Je ne sais pas vraiment expliquer pourquoi.
Peut-être parce que je suis au service de plus grand que moi.
Je ne suis plus là pour contrôler mon image, mais pour laisser passer quelque chose.
Alors je me mets à disposition.
Mon corps devient disponible. Ma voix devient disponible. Mes mouvements, mon regard, mon souffle, mon âme aussi.
Et je laisse ce qui doit passer à travers moi se répandre.
Dans le public. En moi. Autour de moi. Même jusqu’à mes partenaires de danse, de chant, de théâtre.

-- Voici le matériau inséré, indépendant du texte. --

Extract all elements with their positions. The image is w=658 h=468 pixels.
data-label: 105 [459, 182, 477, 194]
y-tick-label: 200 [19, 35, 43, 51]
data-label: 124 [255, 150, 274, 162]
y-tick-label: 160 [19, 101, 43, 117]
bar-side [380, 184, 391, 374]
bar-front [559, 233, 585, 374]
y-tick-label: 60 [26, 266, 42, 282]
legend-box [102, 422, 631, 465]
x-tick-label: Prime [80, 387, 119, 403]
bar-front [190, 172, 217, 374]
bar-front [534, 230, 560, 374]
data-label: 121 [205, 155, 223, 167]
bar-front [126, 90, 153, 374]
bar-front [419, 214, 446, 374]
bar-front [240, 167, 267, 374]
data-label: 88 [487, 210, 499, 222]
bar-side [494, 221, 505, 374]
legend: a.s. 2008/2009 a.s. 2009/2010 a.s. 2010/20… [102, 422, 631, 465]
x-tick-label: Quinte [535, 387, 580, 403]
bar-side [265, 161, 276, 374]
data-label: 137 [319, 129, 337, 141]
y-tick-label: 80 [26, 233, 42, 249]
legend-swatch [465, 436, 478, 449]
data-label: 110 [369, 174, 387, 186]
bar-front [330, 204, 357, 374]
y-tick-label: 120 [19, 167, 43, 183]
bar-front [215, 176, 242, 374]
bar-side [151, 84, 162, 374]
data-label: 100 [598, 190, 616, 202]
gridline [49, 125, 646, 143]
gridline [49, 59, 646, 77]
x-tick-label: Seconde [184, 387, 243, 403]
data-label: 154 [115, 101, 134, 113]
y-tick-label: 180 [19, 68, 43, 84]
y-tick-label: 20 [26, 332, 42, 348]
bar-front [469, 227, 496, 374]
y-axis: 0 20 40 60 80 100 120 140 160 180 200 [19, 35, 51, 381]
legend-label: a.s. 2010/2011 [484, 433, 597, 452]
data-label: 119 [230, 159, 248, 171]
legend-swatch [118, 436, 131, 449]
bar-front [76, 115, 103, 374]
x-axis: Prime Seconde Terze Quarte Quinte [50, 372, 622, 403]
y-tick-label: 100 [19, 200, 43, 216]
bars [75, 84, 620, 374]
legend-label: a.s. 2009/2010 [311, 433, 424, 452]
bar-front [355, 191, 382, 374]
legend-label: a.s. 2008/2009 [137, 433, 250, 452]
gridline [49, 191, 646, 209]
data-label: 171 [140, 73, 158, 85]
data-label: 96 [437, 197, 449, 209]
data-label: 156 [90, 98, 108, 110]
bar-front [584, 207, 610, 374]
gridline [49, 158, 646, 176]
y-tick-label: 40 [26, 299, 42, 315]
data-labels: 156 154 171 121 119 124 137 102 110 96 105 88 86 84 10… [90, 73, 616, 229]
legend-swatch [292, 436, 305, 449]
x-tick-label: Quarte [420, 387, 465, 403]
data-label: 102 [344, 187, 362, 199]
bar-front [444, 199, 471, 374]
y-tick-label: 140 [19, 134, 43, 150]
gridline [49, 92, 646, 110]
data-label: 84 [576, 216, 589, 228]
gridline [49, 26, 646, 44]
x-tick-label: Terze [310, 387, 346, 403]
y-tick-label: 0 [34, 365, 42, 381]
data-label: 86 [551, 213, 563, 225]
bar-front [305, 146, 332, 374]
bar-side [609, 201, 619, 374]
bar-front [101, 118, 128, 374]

C’est comme si l’émotion cessait de m’appartenir au moment où elle sort de moi. Elle devient matière vivante. Elle se dépose quelque part. Elle circule. Elle touche ce qu’elle doit toucher. Elle réveille ce qu’elle doit réveiller.

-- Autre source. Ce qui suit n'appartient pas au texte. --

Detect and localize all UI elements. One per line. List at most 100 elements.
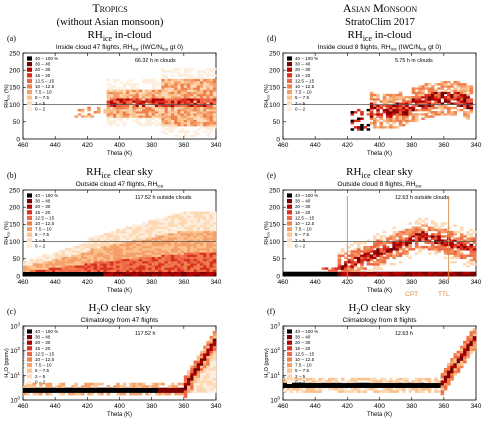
heatmap-cell xyxy=(360,382,364,386)
heatmap-cell xyxy=(402,98,406,101)
heatmap-cell xyxy=(142,267,146,270)
heatmap-cell xyxy=(48,260,53,264)
heatmap-cell xyxy=(190,222,194,225)
heatmap-cell xyxy=(389,263,393,266)
heatmap-cell xyxy=(405,100,409,103)
heatmap-cell xyxy=(170,74,175,77)
heatmap-cell xyxy=(23,390,27,393)
heatmap-cell xyxy=(466,89,470,92)
heatmap-cell xyxy=(212,333,217,337)
heatmap-cell xyxy=(170,252,175,255)
heatmap-cell xyxy=(164,85,169,88)
heatmap-cell xyxy=(183,113,188,116)
heatmap-cell xyxy=(283,385,287,388)
legend-label: 0 – 2 xyxy=(35,243,46,248)
heatmap-cell xyxy=(395,98,400,101)
heatmap-cell xyxy=(459,93,464,97)
heatmap-cell xyxy=(167,265,172,268)
heatmap-cell xyxy=(437,380,441,384)
legend-label: 30 – 40 xyxy=(295,199,311,204)
heatmap-cell xyxy=(450,106,454,110)
heatmap-cell xyxy=(103,387,107,391)
heatmap-cell xyxy=(113,237,117,240)
heatmap-cell xyxy=(408,106,412,110)
legend-swatch xyxy=(27,329,32,334)
heatmap-cell xyxy=(402,377,406,381)
heatmap-cell xyxy=(187,121,191,125)
heatmap-cell xyxy=(369,385,374,388)
heatmap-cell xyxy=(158,233,162,236)
heatmap-cell xyxy=(382,235,387,238)
heatmap-cell xyxy=(96,108,101,112)
heatmap-cell xyxy=(93,273,98,277)
heatmap-cell xyxy=(138,104,143,108)
heatmap-cell xyxy=(55,267,59,270)
heatmap-cell xyxy=(469,260,474,264)
heatmap-cell xyxy=(183,222,188,225)
heatmap-cell xyxy=(440,382,445,386)
legend-swatch xyxy=(287,340,292,345)
heatmap-cell xyxy=(161,273,165,277)
heatmap-cell xyxy=(434,111,438,114)
heatmap-cell xyxy=(119,106,124,110)
heatmap-cell xyxy=(469,111,474,114)
heatmap-cell xyxy=(145,119,149,123)
heatmap-cell xyxy=(142,269,146,272)
heatmap-cell xyxy=(116,96,120,99)
heatmap-cell xyxy=(385,273,390,277)
heatmap-cell xyxy=(421,248,425,251)
legend-swatch xyxy=(27,363,32,368)
heatmap-cell xyxy=(116,106,120,110)
x-axis-label: Theta (K) xyxy=(107,412,132,418)
heatmap-cell xyxy=(363,273,367,277)
heatmap-cell xyxy=(84,248,88,251)
heatmap-cell xyxy=(93,385,98,388)
heatmap-cell xyxy=(84,245,88,249)
heatmap-cell xyxy=(295,273,300,277)
heatmap-cell xyxy=(32,382,37,386)
heatmap-cell xyxy=(148,237,152,240)
heatmap-cell xyxy=(158,267,162,270)
heatmap-cell xyxy=(100,258,104,262)
heatmap-cell xyxy=(132,260,136,264)
text-part: (%) xyxy=(4,84,10,94)
heatmap-cell xyxy=(318,385,322,388)
heatmap-cell xyxy=(109,106,114,110)
heatmap-cell xyxy=(167,230,172,234)
heatmap-cell xyxy=(356,117,361,120)
heatmap-cell xyxy=(206,87,210,90)
heatmap-cell xyxy=(469,239,474,242)
heatmap-cell xyxy=(456,89,461,92)
heatmap-cell xyxy=(424,271,429,275)
heatmap-cell xyxy=(363,126,367,129)
heatmap-cell xyxy=(170,269,175,272)
heatmap-cell xyxy=(209,117,214,120)
heatmap-cell xyxy=(212,340,217,344)
heatmap-cell xyxy=(212,91,217,95)
heatmap-cell xyxy=(113,78,117,82)
heatmap-cell xyxy=(116,93,120,97)
heatmap-cell xyxy=(29,387,33,391)
heatmap-cell xyxy=(199,98,204,101)
heatmap-cell xyxy=(71,385,75,388)
heatmap-cell xyxy=(183,387,188,391)
heatmap-cell xyxy=(135,235,140,238)
heatmap-cell xyxy=(328,271,332,275)
heatmap-cell xyxy=(360,241,364,245)
heatmap-cell xyxy=(68,265,72,268)
heatmap-cell xyxy=(408,243,412,247)
heatmap-cell xyxy=(206,387,210,391)
heatmap-cell xyxy=(135,102,140,105)
heatmap-cell xyxy=(106,98,111,101)
heatmap-cell xyxy=(100,235,104,238)
heatmap-cell xyxy=(170,241,175,245)
heatmap-cell xyxy=(395,117,400,120)
heatmap-cell xyxy=(116,91,120,95)
heatmap-cell xyxy=(109,91,114,95)
heatmap-cell xyxy=(443,245,448,249)
heatmap-cell xyxy=(212,89,217,92)
heatmap-cell xyxy=(366,108,371,112)
legend-swatch xyxy=(27,210,32,215)
heatmap-cell xyxy=(373,390,377,393)
heatmap-cell xyxy=(148,239,152,242)
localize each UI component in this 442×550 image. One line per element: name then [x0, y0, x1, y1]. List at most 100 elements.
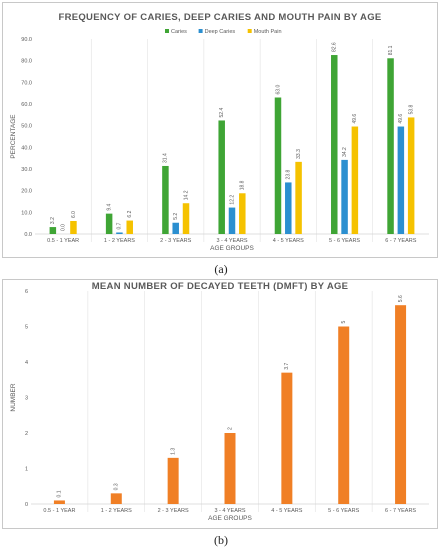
- x-tick-label: 3 - 4 YEARS: [216, 238, 247, 244]
- bar: [387, 58, 394, 235]
- panel-b-frame: MEAN NUMBER OF DECAYED TEETH (DMFT) BY A…: [2, 279, 438, 529]
- legend-swatch: [165, 29, 169, 33]
- data-label: 81.1: [388, 45, 394, 55]
- x-tick-label: 6 - 7 YEARS: [385, 508, 416, 514]
- data-label: 9.4: [106, 203, 112, 210]
- y-tick-label: 2: [25, 431, 28, 437]
- bar: [116, 232, 123, 234]
- data-label: 63.0: [275, 85, 281, 95]
- data-label: 5.6: [398, 295, 404, 302]
- y-axis-label: PERCENTAGE: [10, 114, 17, 159]
- y-tick-label: 40.0: [21, 145, 32, 151]
- bar: [162, 165, 169, 234]
- data-label: 33.3: [296, 149, 302, 159]
- data-label: 6.0: [71, 211, 77, 218]
- data-label: 52.4: [219, 108, 225, 118]
- data-label: 2: [227, 427, 233, 430]
- x-axis-label: AGE GROUPS: [210, 245, 254, 252]
- y-tick-label: 0.0: [24, 232, 32, 238]
- bar: [126, 220, 133, 234]
- dmft-chart: MEAN NUMBER OF DECAYED TEETH (DMFT) BY A…: [10, 281, 429, 522]
- chart-title: MEAN NUMBER OF DECAYED TEETH (DMFT) BY A…: [92, 281, 349, 292]
- data-label: 31.4: [163, 153, 169, 163]
- data-label: 3.7: [284, 362, 290, 369]
- data-label: 6.2: [127, 210, 133, 217]
- data-label: 5.2: [173, 213, 179, 220]
- data-label: 0.1: [57, 490, 63, 497]
- data-label: 12.2: [229, 195, 235, 205]
- data-label: 0.3: [114, 483, 120, 490]
- x-tick-label: 2 - 3 YEARS: [158, 508, 189, 514]
- bar: [338, 326, 350, 504]
- data-label: 5: [341, 321, 347, 324]
- bar: [239, 193, 246, 234]
- bar: [331, 55, 338, 235]
- bar: [341, 159, 348, 234]
- legend-swatch: [198, 29, 203, 33]
- y-tick-label: 3: [25, 396, 28, 402]
- y-tick-label: 10.0: [21, 210, 32, 216]
- x-tick-label: 6 - 7 YEARS: [385, 238, 416, 244]
- caries-frequency-chart: FREQUENCY OF CARIES, DEEP CARIES AND MOU…: [10, 12, 429, 252]
- panel-a-frame: FREQUENCY OF CARIES, DEEP CARIES AND MOU…: [2, 2, 438, 258]
- x-axis-label: AGE GROUPS: [208, 515, 252, 522]
- x-tick-label: 4 - 5 YEARS: [273, 238, 304, 244]
- legend-label: Caries: [171, 29, 187, 35]
- bar: [351, 126, 359, 234]
- x-tick-label: 1 - 2 YEARS: [104, 238, 135, 244]
- chart-title: FREQUENCY OF CARIES, DEEP CARIES AND MOU…: [58, 12, 381, 23]
- x-tick-label: 2 - 3 YEARS: [160, 238, 191, 244]
- data-label: 0.7: [117, 222, 123, 229]
- data-label: 0.0: [60, 224, 66, 231]
- panel-a-caption: (a): [214, 262, 228, 276]
- y-tick-label: 90.0: [21, 37, 32, 43]
- bar: [182, 203, 190, 234]
- data-label: 1.3: [170, 448, 176, 455]
- y-tick-label: 6: [25, 289, 28, 295]
- data-label: 49.6: [398, 114, 404, 124]
- x-tick-label: 5 - 6 YEARS: [328, 508, 359, 514]
- y-tick-label: 30.0: [21, 167, 32, 173]
- y-tick-label: 50.0: [21, 124, 32, 130]
- bar: [53, 500, 65, 504]
- x-tick-label: 1 - 2 YEARS: [101, 508, 132, 514]
- y-axis-label: NUMBER: [10, 383, 17, 411]
- bar: [105, 213, 113, 234]
- panel-b-caption: (b): [214, 533, 228, 547]
- bar: [167, 457, 179, 504]
- legend-label: Deep Caries: [205, 29, 236, 35]
- bar: [49, 227, 57, 234]
- data-label: 14.2: [183, 190, 189, 200]
- legend-swatch: [247, 29, 252, 33]
- data-label: 3.2: [50, 217, 56, 224]
- bar: [228, 207, 236, 234]
- bar: [218, 120, 225, 234]
- data-label: 18.8: [240, 180, 246, 190]
- bar: [407, 117, 415, 234]
- bar: [224, 433, 236, 504]
- x-tick-label: 5 - 6 YEARS: [329, 238, 360, 244]
- bar: [274, 97, 282, 234]
- y-tick-label: 60.0: [21, 102, 32, 108]
- x-tick-label: 3 - 4 YEARS: [214, 508, 245, 514]
- y-tick-label: 0: [25, 502, 28, 508]
- bar: [281, 372, 293, 504]
- bar: [110, 493, 122, 504]
- data-label: 82.6: [332, 42, 338, 52]
- bar: [70, 221, 77, 234]
- bar: [295, 161, 302, 234]
- legend-label: Mouth Pain: [254, 29, 282, 35]
- data-label: 53.8: [408, 104, 414, 114]
- bar: [172, 222, 179, 234]
- data-label: 23.8: [286, 169, 292, 179]
- y-tick-label: 5: [25, 325, 28, 331]
- data-label: 49.6: [352, 114, 358, 124]
- bar: [397, 126, 405, 234]
- y-tick-label: 70.0: [21, 80, 32, 86]
- data-label: 34.2: [342, 147, 348, 157]
- y-tick-label: 1: [25, 467, 28, 473]
- x-tick-label: 0.5 - 1 YEAR: [43, 508, 75, 514]
- x-tick-label: 0.5 - 1 YEAR: [47, 238, 79, 244]
- x-tick-label: 4 - 5 YEARS: [271, 508, 302, 514]
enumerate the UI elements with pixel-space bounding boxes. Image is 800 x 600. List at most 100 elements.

Et moi, au milieu de tout ça, je me sens traversée.
Comme un canal brûlant. Comme un corps qui accepte enfin de ne plus retenir la rivière.
C’est une sensation tellement forte.
Un mélange de peur, de puissance, de vulnérabilité, de liberté. Un endroit où je tremble, mais où je ne me cache plus. Un endroit où je suis visible, mais pas “exposée”. Présente. Pleine. Habitée.
Et à chaque fois, il y a cette question qui revient après.
Pourquoi je n’arrive pas à vivre ça tous les jours ?
Pourquoi cette sensation d’être entière reste réservée à la scène ?
Pourquoi, dans la vie quotidienne, je reprends les petits gestes étroits, la voix un peu retenue, les élans que je range, la lumière que je baisse pour ne pas trop prendre de place ?
J’aimerais tellement vivre ça plus souvent.
J’aimerais l’incarner dans ma vie.
Dans ma façon de parler, mes choix, mes silences. Dans ma manière d’aimer, de créer, de guider, de dire oui, de dire non, d’entrer dans une pièce sans m’excuser d’y être.
Et c’est ce que je souhaite profondément à tout le monde.
Pouvoir sentir, ne serait-ce qu’une fois, cette sensation-là.
Être traversé.e par sa propre vérité.
Laisser ce qui vit à l’intérieur trouver un corps, une voix, un geste, une forme.
Je crois que le monde a besoin de ça.